During a panel discussion on domestic human rights at the Center for American Progress (CAP) on June 17th, audience members learned that they had quite a few inalienable rights that they might have missed in the U.S. Constitution. The evidence that supports those claims is even less tangible.
Among these endowments were the right to health care, the right to housing, the right to food, the right to marry, the right to privacy, reproductive rights, the right to be free from torture, the right to education, the right to not be discriminated against, the right to “community organize,” as well as the right to enjoy scientific progress.
Panelists argued that the United States government has still not provided its citizens with these alleged “natural rights,” with disastrous consequences for our foreign and domestic policy. “Meeting basic human needs is not just a good idea,” contended William F. Schulz, a senior fellow at CAP. “It is a matter of national and economic security.”
The U.S. government’s omission of these rights has led to “profound damage to the U.S.’s global reputation, as well as foreign policy goals,” continued Schulz.

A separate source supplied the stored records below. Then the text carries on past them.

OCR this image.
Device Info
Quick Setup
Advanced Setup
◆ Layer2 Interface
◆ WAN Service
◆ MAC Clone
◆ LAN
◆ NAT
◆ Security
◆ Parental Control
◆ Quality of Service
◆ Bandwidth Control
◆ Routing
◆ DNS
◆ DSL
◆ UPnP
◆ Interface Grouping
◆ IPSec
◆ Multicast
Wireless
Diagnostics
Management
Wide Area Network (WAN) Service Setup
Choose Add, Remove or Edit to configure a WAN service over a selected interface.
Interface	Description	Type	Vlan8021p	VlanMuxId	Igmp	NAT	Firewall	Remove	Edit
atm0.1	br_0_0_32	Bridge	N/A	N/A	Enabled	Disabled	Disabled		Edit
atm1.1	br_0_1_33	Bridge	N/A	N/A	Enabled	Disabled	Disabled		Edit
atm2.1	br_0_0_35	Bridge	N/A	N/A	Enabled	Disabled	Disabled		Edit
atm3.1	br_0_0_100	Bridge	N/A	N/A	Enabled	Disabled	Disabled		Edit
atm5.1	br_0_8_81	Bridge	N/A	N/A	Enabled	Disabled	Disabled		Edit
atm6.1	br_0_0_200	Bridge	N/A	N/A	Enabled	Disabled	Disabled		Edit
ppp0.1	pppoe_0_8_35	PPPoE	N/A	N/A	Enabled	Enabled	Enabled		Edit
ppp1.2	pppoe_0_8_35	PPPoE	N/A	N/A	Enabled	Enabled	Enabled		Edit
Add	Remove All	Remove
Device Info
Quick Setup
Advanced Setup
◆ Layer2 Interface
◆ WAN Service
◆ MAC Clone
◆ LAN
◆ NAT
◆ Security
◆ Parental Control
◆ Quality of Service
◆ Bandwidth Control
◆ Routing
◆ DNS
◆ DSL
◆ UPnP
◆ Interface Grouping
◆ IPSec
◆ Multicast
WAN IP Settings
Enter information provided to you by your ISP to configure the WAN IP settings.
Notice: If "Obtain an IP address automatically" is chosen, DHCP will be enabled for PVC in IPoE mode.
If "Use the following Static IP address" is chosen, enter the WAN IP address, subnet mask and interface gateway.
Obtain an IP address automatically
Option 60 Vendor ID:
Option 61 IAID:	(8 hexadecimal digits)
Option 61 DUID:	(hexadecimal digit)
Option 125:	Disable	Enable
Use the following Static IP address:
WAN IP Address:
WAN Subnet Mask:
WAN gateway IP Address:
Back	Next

He cited human rights violations as a “prime recruiting tool for al Qaeda” and a barrier to “find[ing] healthy, educationally qualified recruits for an all-volunteer [U.S.] army.”
However, evidence shows that al Qaeda has actually been weakened since the war on terror began, and recent data shows that military recruitment in the U.S. has been increasing. According to U.S. News and World Report, all U.S. military branches either met or exceeded their recruiting goals since last Fall, and Sky News reported that “Al Qaeda has been severely weakened in Afghanistan since US-led forces toppled their Taliban hosts in response to the terror attacks on September 11, 2001.”
Moreover, ascertaining what al Qaeda does or doesn’t use as “recruiting tools,” an exercise that both social-issue-conservatives and the left engage in, is a bit hard to determine with the surfeit of Arabic linguists in the CIA. “In 2007 and 2008, al-Qa‘ida’s physical safehaven in the Afghanistan-Pakistan border area provided the group the physical—and psychological—space to meet, train, expand its networks, and prepare new attacks,” the National Counter Terrorism Center (NCTC) reports in its 2009 calendar. Nevertheless, the NCTC goes on to note that “The death in January 2008 of Abu Layth al-Libi, al-Qa‘ida’s senior military commander and a key link between al-Qa‘ida and its affiliates in North Africa, was the most serious blow to the group’s top leadership since December 2005.”
The NCTC was established by President Bush in response to the September 11, 2001 attacks upon the United States. Back at CAP, Schulz adamantly insisted that the government will not be required to hand out things like housing “willy-nilly” to everyone but averred that “governments are required to structure access to basic human needs—food, clothing, housing, work, healthcare—through public and private services, in ways that make them available to everyone regardless of their economic capacity.”
Laura Murphy, D.C. Strategist for the Campaign for a New Domestic Human Rights Agenda, argued that “an overwhelming majority of Americans want stronger human rights,” citing data from a survey commissioned by the Opportunity Agenda, which asserted that “83% of Americans strongly believe that freedom from discrimination should be considered a human right” and “72% of Americans strongly believe access to health care should be considered a human right” in the U.S.
The panelists also spoke out against hate crimes. Wade Henderson, President and CEO of the Leadership Conference on Civil Rights, noted that “hate crimes [against African Americans] spiked after Obama’s election.” That would be hard to ascertain as the FBI, the main official source of such data, has not compiled statistics on race-based violence that go beyond 2007.
Henderson also accused former Congressman Tom Tancredo (R-Colorado), a prominent opponent of illegal immigration, of “contribut[ing] to a climate where hate crimes flourish.” As we have reported, emotional climate is more difficult to predict than physical weather but the vandalism and violence directed at Tancredo in at least one of his college lectures was very real.